I see things from a different perspective.

Do I have a bias? Absolutely. Over a lifetime, I have accumulated about a dozen children one way or another, what with natural births, adoptions, and acceptance of stepchildren into our little fold.

One of the adoptees is a handicapped child whose costs to society could have been considerable had she been left in her original circumstances.

No one dropped around to help with the expense of rearing these children. The government did not send food stamps, help with the fuel bills or send checks for aid to dependent children.

In one respect only did we not carry our own weight. Society, bless that anonymous institution, helped pay the costs of educating the Van Leer tribe.

In the instance of our handicapped child, those costs were higher than for a normal child - but not as high as the institutionalization that appeared inevitable in her case. The societal contribution has paid off. She is now employed and paying her own way.

I'm grateful for the education my children received. I see education of all children as a societal obligation - one that pays huge dividends.

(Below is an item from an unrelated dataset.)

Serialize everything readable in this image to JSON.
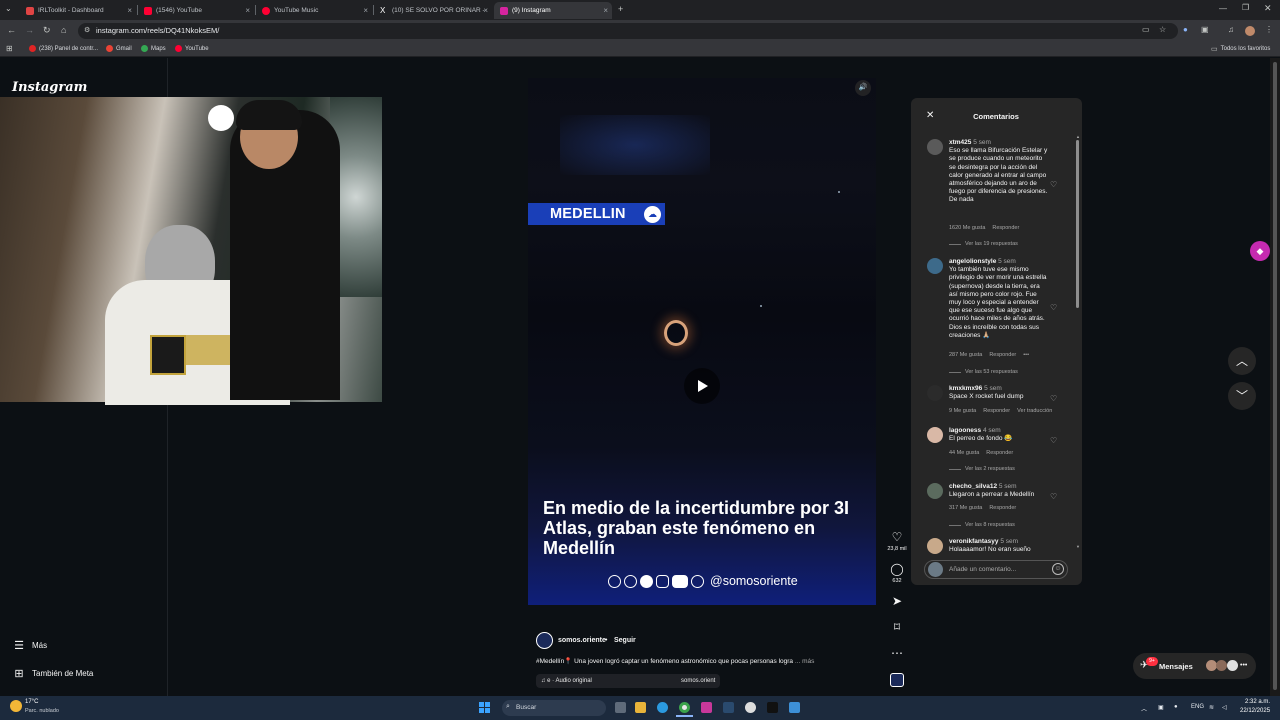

Now that all but one of my children have passed through the system, I continue willingly and joyfully to pay taxes to contribute to the education of my grandchildren and other children.

I would pay more if necessary. I will continue to pay until death or retirement, whichever comes first. In fact, I'll continue paying after retirement. Taxes are more certain than death, almost.

And at this moment, a dozen Van Leers are employed - 11 of them in Utah - and paying taxes to support the education of a new generation of children.

Like the old saying says, what goes around comes around. At one time, they cost society. Now they are proportionally contributing to society. From my perch, that's fair.

Children are not a burden, as many states are finding. Population structures are tilting in those states toward an elderly group that consumes and does not return. Their labor markets are dwindling.

Today, Utah's children have created a tax burden that must be met at the same time the state's economy has suffered some reverses. The challenge is to do it willingly, to stint if necessary, to get our bulge of potential through the pipeline.

Hopefully, we can also create a healthy economy that will provide jobs for our youngsters at home.

If the challenge is met, Utah may well find itself the enviable possessor of a vital resource, a flourishing, well-educated working population at a time when other states find stagnation nibbling at their core.